There's an interesting new addition to the list of basic principles underpinning China's provision of assistance: 'keeping promise'. The others are more familiar, and rather repetitive: mutual respect, equality, mutual benefits, and win-win.

Priorities

The White Paper focuses on two key themes: 'helping improve people's livelihood' and 'promoting economic and social development'. It is interesting to see what is prioritised under these broad headings.

Under the first theme, the White Paper states that 'one of the important objectives of China's foreign assistance is to support developing countries to reduce poverty and improve the livelihood of their peoples' (Australian aid watchers will note there's no explicit mention of 'national interest').

Also under the first theme, China focuses on agricultural development, improving the level of education, improvement of medical and health services, building public welfare facilities, and humanitarian aid. While we still don't have any specific country data, there are some good examples and cumulative figures for each of these sectors. For example, between 2010-12 China completed agricultural demonstration centres in 17 countries, constructed 80 medical centres and undertook 29 well-drilling and water-supply projects.

The second priority, promoting economic and social development, is more interesting. The White Paper emphasises improving infrastructure, strengthening capacity building, promoting trade development, and strengthening environmental protection. There are some notable overlaps with the Australian Government's (and others') focus on 'economic diplomacy'. Examples include promoting exports to China through offering zero tariff treatment to least-developed countries.

Finally, the White Paper devotes significant attention to regional and international cooperation. We discover that in 2010-12 China contributed a total of US$285 million to multilateral organisations, including the UN, the World Bank, IMF and Global Fund to Fight AIDS, Tuberculosis and Malaria. As I mentioned in a post earlier this week, most of China's aid is distributed bilaterally. New Zealand will be pleased that its 'world-first' trilateral cooperation project with China in the Cook Islands got a mention (Australia's pilot cooperation with China in PNG didn't).

The future

The final paragraph offers a hint of where the aid program is heading.

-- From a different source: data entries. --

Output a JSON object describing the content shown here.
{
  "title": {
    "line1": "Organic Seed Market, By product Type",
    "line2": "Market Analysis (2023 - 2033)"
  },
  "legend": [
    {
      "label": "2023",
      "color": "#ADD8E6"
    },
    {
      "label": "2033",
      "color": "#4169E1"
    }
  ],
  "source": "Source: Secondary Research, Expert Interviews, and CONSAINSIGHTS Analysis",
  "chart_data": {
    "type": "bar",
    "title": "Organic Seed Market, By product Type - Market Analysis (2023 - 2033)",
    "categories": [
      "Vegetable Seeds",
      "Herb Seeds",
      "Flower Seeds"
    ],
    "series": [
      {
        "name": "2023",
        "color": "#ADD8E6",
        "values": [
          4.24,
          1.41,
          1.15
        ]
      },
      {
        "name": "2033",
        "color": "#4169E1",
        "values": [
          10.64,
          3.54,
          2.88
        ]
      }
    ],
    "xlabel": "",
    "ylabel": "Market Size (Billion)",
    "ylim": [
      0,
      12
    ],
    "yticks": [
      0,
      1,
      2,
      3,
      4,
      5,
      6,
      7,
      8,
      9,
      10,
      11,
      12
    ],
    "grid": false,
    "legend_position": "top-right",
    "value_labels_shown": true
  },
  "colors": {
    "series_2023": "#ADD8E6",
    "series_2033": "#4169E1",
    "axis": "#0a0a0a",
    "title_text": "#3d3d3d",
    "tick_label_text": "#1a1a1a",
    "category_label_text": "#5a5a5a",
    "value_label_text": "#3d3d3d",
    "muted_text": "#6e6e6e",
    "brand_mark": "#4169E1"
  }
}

China will continue to increase the input in foreign assistance, further optimize assistance structure, highlight key aspects, innovate assistance means, raise the efficiency of capital utilization, effectively help recipient countries improve their people's well-being and enhance their capability of independent development. China is willing to work with the international community to share opportunities, meet challenges, strive to realize the world's dream of lasting peace and common prosperity, and make greater contribution to the development of mankind.

In short, the White Paper is heavy on cumulative detail and light on country specifics, but it is a definite improvement on the broad overview of the first White Paper. The stated priorities offer an insight into how China conceptualises its aid program.